Zerit in combination with 3TC:
At present there are no results from controlled clinical trials evaluating the effect of therapy with Zerit plus 3TC on the clinical progression of HIV infection, such as the incidence of opportunistic infections or survival. Patients receiving this combination may continue to develop opportunistic infections and other complications of HIV infection, and therefore should remain under close observation of physicians experienced in the treatment of patients with HIV-associated diseases.

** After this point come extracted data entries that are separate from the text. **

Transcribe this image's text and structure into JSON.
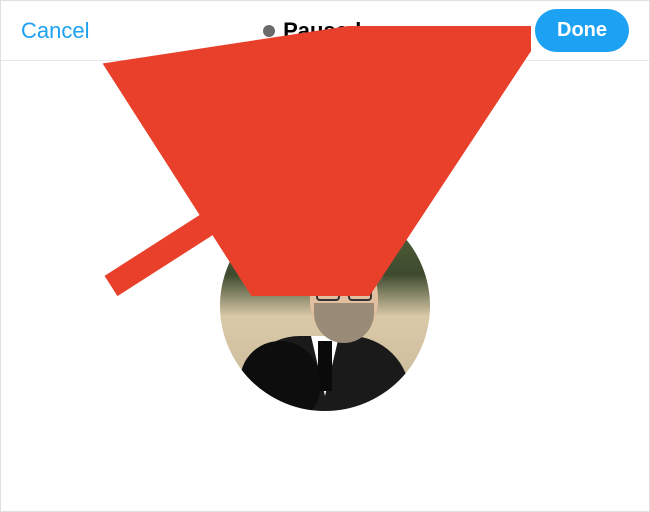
{
  "header": {
    "cancel_label": "Cancel",
    "status_label": "Paused",
    "done_label": "Done"
  },
  "colors": {
    "accent": "#1DA1F2",
    "annotation": "#E8402A"
  },
  "avatar": {
    "description": "profile-photo"
  }
}
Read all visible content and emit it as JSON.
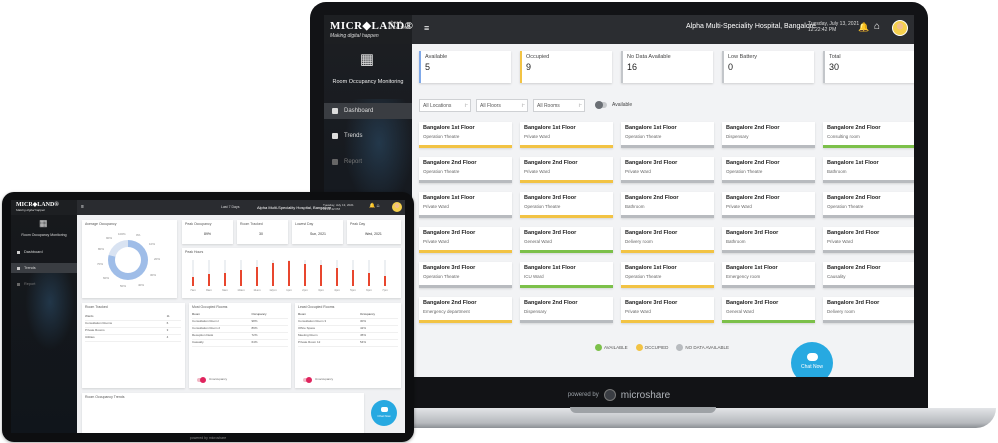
{
  "laptop": {
    "brand": {
      "logo": "MICR◆LAND®",
      "tagline": "Making digital happen",
      "established": "Ahead since 1989"
    },
    "header": {
      "hospital": "Alpha Multi-Speciality Hospital, Bangalore",
      "date": "Tuesday, July 13, 2021",
      "time": "12:22:42 PM"
    },
    "sidebar": {
      "app_name": "Room Occupancy Monitoring",
      "items": [
        {
          "label": "Dashboard"
        },
        {
          "label": "Trends"
        },
        {
          "label": "Report"
        }
      ]
    },
    "stats": [
      {
        "label": "Available",
        "value": "5",
        "color": "#7fa8e8"
      },
      {
        "label": "Occupied",
        "value": "9",
        "color": "#f2c344"
      },
      {
        "label": "No Data Available",
        "value": "16",
        "color": "#c3c6ca"
      },
      {
        "label": "Low Battery",
        "value": "0",
        "color": "#c3c6ca"
      },
      {
        "label": "Total",
        "value": "30",
        "color": "#c3c6ca"
      }
    ],
    "filters": {
      "location": "All Locations",
      "floor": "All Floors",
      "room": "All Rooms",
      "toggle_label": "Available"
    },
    "rooms": [
      [
        {
          "floor": "Bangalore 1st Floor",
          "room": "Operation Theatre",
          "status": "occupied"
        },
        {
          "floor": "Bangalore 1st Floor",
          "room": "Private Ward",
          "status": "occupied"
        },
        {
          "floor": "Bangalore 1st Floor",
          "room": "Operation Theatre",
          "status": "nodata"
        },
        {
          "floor": "Bangalore 2nd Floor",
          "room": "Dispensary",
          "status": "nodata"
        },
        {
          "floor": "Bangalore 2nd Floor",
          "room": "Consulting room",
          "status": "available"
        }
      ],
      [
        {
          "floor": "Bangalore 2nd Floor",
          "room": "Operation Theatre",
          "status": "nodata"
        },
        {
          "floor": "Bangalore 2nd Floor",
          "room": "Private Ward",
          "status": "occupied"
        },
        {
          "floor": "Bangalore 3rd Floor",
          "room": "Private Ward",
          "status": "nodata"
        },
        {
          "floor": "Bangalore 2nd Floor",
          "room": "Operation Theatre",
          "status": "nodata"
        },
        {
          "floor": "Bangalore 1st Floor",
          "room": "Bathroom",
          "status": "nodata"
        }
      ],
      [
        {
          "floor": "Bangalore 1st Floor",
          "room": "Private Ward",
          "status": "nodata"
        },
        {
          "floor": "Bangalore 3rd Floor",
          "room": "Operation Theatre",
          "status": "occupied"
        },
        {
          "floor": "Bangalore 2nd Floor",
          "room": "Bathroom",
          "status": "nodata"
        },
        {
          "floor": "Bangalore 2nd Floor",
          "room": "Private Ward",
          "status": "nodata"
        },
        {
          "floor": "Bangalore 2nd Floor",
          "room": "Operation Theatre",
          "status": "nodata"
        }
      ],
      [
        {
          "floor": "Bangalore 3rd Floor",
          "room": "Private Ward",
          "status": "occupied"
        },
        {
          "floor": "Bangalore 3rd Floor",
          "room": "General Ward",
          "status": "available"
        },
        {
          "floor": "Bangalore 3rd Floor",
          "room": "Delivery room",
          "status": "occupied"
        },
        {
          "floor": "Bangalore 3rd Floor",
          "room": "Bathroom",
          "status": "nodata"
        },
        {
          "floor": "Bangalore 3rd Floor",
          "room": "Private Ward",
          "status": "nodata"
        }
      ],
      [
        {
          "floor": "Bangalore 3rd Floor",
          "room": "Operation Theatre",
          "status": "nodata"
        },
        {
          "floor": "Bangalore 1st Floor",
          "room": "ICU Ward",
          "status": "available"
        },
        {
          "floor": "Bangalore 1st Floor",
          "room": "Operation Theatre",
          "status": "occupied"
        },
        {
          "floor": "Bangalore 1st Floor",
          "room": "Emergency room",
          "status": "nodata"
        },
        {
          "floor": "Bangalore 2nd Floor",
          "room": "Causality",
          "status": "nodata"
        }
      ],
      [
        {
          "floor": "Bangalore 2nd Floor",
          "room": "Emergency department",
          "status": "occupied"
        },
        {
          "floor": "Bangalore 2nd Floor",
          "room": "Dispensary",
          "status": "nodata"
        },
        {
          "floor": "Bangalore 3rd Floor",
          "room": "Private Ward",
          "status": "occupied"
        },
        {
          "floor": "Bangalore 3rd Floor",
          "room": "General Ward",
          "status": "available"
        },
        {
          "floor": "Bangalore 3rd Floor",
          "room": "Delivery room",
          "status": "nodata"
        }
      ]
    ],
    "legend": [
      {
        "label": "AVAILABLE",
        "color": "#7cc04a"
      },
      {
        "label": "OCCUPIED",
        "color": "#f2c344"
      },
      {
        "label": "NO DATA AVAILABLE",
        "color": "#b8bbbf"
      }
    ],
    "chat_label": "Chat Now",
    "footer": {
      "powered": "powered by",
      "brand": "microshare"
    }
  },
  "tablet": {
    "brand": {
      "logo": "MICR◆LAND®",
      "tagline": "Making digital happen"
    },
    "header": {
      "last": "Last 7 Days",
      "hospital": "Alpha Multi-Speciality Hospital, Bangalore",
      "date": "Tuesday, July 13, 2021",
      "time": "12:22:42 PM"
    },
    "sidebar": {
      "app_name": "Room Occupancy Monitoring",
      "items": [
        {
          "label": "Dashboard"
        },
        {
          "label": "Trends"
        },
        {
          "label": "Report"
        }
      ]
    },
    "avg_title": "Average Occupancy",
    "donut_value": 79,
    "donut_labels": [
      "0%",
      "10%",
      "20%",
      "30%",
      "40%",
      "50%",
      "60%",
      "70%",
      "80%",
      "90%",
      "100%"
    ],
    "peak": [
      {
        "title": "Peak Occupancy",
        "value": "89%"
      },
      {
        "title": "Room Tracked",
        "value": "30"
      },
      {
        "title": "Lowest Day",
        "value": "Sun, 2021"
      },
      {
        "title": "Peak Day",
        "value": "Wed, 2021"
      }
    ],
    "peak_hours": {
      "title": "Peak Hours",
      "labels": [
        "7am",
        "8am",
        "9am",
        "10am",
        "11am",
        "12pm",
        "1pm",
        "2pm",
        "3pm",
        "4pm",
        "5pm",
        "6pm",
        "7pm"
      ],
      "values": [
        0.35,
        0.45,
        0.5,
        0.6,
        0.75,
        0.9,
        0.95,
        0.85,
        0.8,
        0.7,
        0.6,
        0.5,
        0.4
      ]
    },
    "rooms_tracked": {
      "title": "Room Tracked",
      "rows": [
        {
          "name": "Wards",
          "value": "11"
        },
        {
          "name": "Consultation Rooms",
          "value": "6"
        },
        {
          "name": "Private Rooms",
          "value": "3"
        },
        {
          "name": "Utilities",
          "value": "4"
        }
      ]
    },
    "most_occupied": {
      "title": "Most Occupied Rooms",
      "head": [
        "Room",
        "Occupancy"
      ],
      "rows": [
        {
          "name": "Consultation Room I",
          "value": "98%"
        },
        {
          "name": "Consultation Room 2",
          "value": "89%"
        },
        {
          "name": "Reception Desk",
          "value": "72%"
        },
        {
          "name": "Casualty",
          "value": "64%"
        }
      ],
      "toggle": "Unoccupancy"
    },
    "least_occupied": {
      "title": "Least Occupied Rooms",
      "head": [
        "Room",
        "Occupancy"
      ],
      "rows": [
        {
          "name": "Consultation Room 3",
          "value": "30%"
        },
        {
          "name": "Office Space",
          "value": "42%"
        },
        {
          "name": "Meeting Room",
          "value": "45%"
        },
        {
          "name": "Private Room 12",
          "value": "54%"
        }
      ],
      "toggle": "Unoccupancy"
    },
    "trends_title": "Room Occupancy Trends",
    "chat_label": "Chat Now",
    "footer": "powered by microshare"
  }
}
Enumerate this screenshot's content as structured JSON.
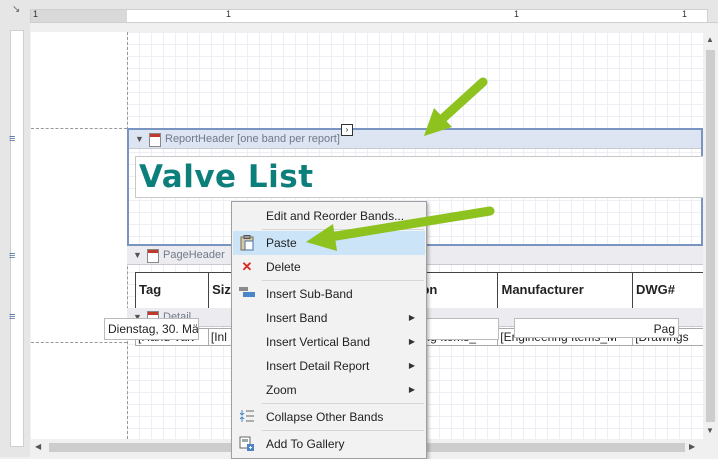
{
  "ruler": {
    "numbers": [
      "1",
      "1",
      "1",
      "1"
    ]
  },
  "report_header": {
    "band_label": "ReportHeader [one band per report]",
    "title": "Valve List"
  },
  "page_header": {
    "band_label": "PageHeader",
    "columns": [
      "Tag",
      "Size",
      "",
      "ion",
      "Manufacturer",
      "DWG#"
    ]
  },
  "detail": {
    "band_label": "Detail",
    "cells": [
      "[Hand Valv",
      "[Inl",
      "",
      "ring Items_",
      "[Engineering Items_M",
      "[Drawings"
    ]
  },
  "footer": {
    "date": "Dienstag, 30. März",
    "page": "Pag"
  },
  "context_menu": {
    "items": [
      {
        "label": "Edit and Reorder Bands...",
        "icon": ""
      },
      {
        "label": "Paste",
        "icon": "paste-icon"
      },
      {
        "label": "Delete",
        "icon": "delete-icon"
      },
      {
        "label": "Insert Sub-Band",
        "icon": "insert-sub-band-icon"
      },
      {
        "label": "Insert Band",
        "icon": ""
      },
      {
        "label": "Insert Vertical Band",
        "icon": ""
      },
      {
        "label": "Insert Detail Report",
        "icon": ""
      },
      {
        "label": "Zoom",
        "icon": ""
      },
      {
        "label": "Collapse Other Bands",
        "icon": "collapse-icon"
      },
      {
        "label": "Add To Gallery",
        "icon": "gallery-icon"
      }
    ],
    "highlighted": "Paste"
  },
  "colors": {
    "title": "#0d7f7b",
    "arrow": "#8dc21f",
    "selected_border": "#7a94c2",
    "menu_highlight": "#cce4f7",
    "delete": "#d9281f"
  }
}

DOSAGE AND DIRECTIONS FOR USE
ZERIT may be taken without regard to meals.
Adults:        The recommended starting dosage based on body weight is as follows:
                40 mg every 12 hours for patients >60 kg
                30 mg every 12 hours for patients <60 kg
Paediatrics: (older than 6 months)
                1 mg/kg every 12 hours for patients <30 kg
                30 mg every 12 hours for patients = 30 kg to <60 kg
                40 mg every 12 hours for patients = 60 kg.
Dosage Adjustment
a) Peripheral Neuropathy:
Patients should be monitored for the development of peripheral neuropathy, which is usually characterized by numbness, tingling, or pain in the feet or hands. These symptoms may be difficult to detect in children (See WARNINGS.)
If these symptoms develop, ZERIT therapy should be interrupted. Symptoms may resolve if therapy is withdrawn promptly. Some patients may experience a temporary worsening of symptoms following discontinuation of therapy. If symptoms resolve satisfactorily, treatment with ZERIT may be considered using half the recommended dose. If peripheral neuropathy recurs after resumption of ZERIT, permanent discontinuation should be considered.
b) Hepatic Impairment: In patients with stable hepatic impairment, no initial adjustment is necessary. In the event of rapidly elevating aminotransferase levels, treatment with ZERIT should be suspended.
c) Renal Impairment:
Adults:
ZERIT may be administered to adult patients with impaired renal function. The following dosages are recommended:
Creatinine Clearance (mL/min) Recommended ZERIT Dosage by Patient Weight 
  >60kg <60kg
>50 * 40 mg every 12 hours* 30 mg every 12 hours*
26 - 50 20 mg every 12 hours 15 mg every 12 hours
<25 ** 20 mg every 24 hours 15 mg every 24 hours

* Normal dose, no adjustment necessary.
** For patients undergoing haemodialysis, the daily dose of ZERIT should be administered after the completion of a scheduled haemodialysis session. On non dialysis days, ZERIT should be administered at the same time of day as it is on dialysis days.
There are insufficient data to recommend a dosage for patients with a creatinine clearance of <10ml/min or for patients undergoing dialysis.
Paediatrics:
Since urinary excretion is also a major route of elimination of stavudine in paediatric patients, the clearance may be altered in paediatrics with renal impairment. Although there are insufficient data to recommend a specific dosage adjustment of ZERIT in this patient population, a reduction in the dose and/or an increase in the interval between doses should be considered.
Constitution of Oral Solution: The powder for oral solution should be constituted with purified water to a 200 mL deliverable volume solution of 1 mg/mL stavudine. Add 202 mL of purified water to the original bottle. Shake well until powder is completely dissolved. The solution may remain slightly hazy. Instruct the patient to shake well prior to measuring each dose.
After constitution, store ZERIT solutions in tightly closed bottles under refrigeration (2°C to 8°C) for up to 30 days.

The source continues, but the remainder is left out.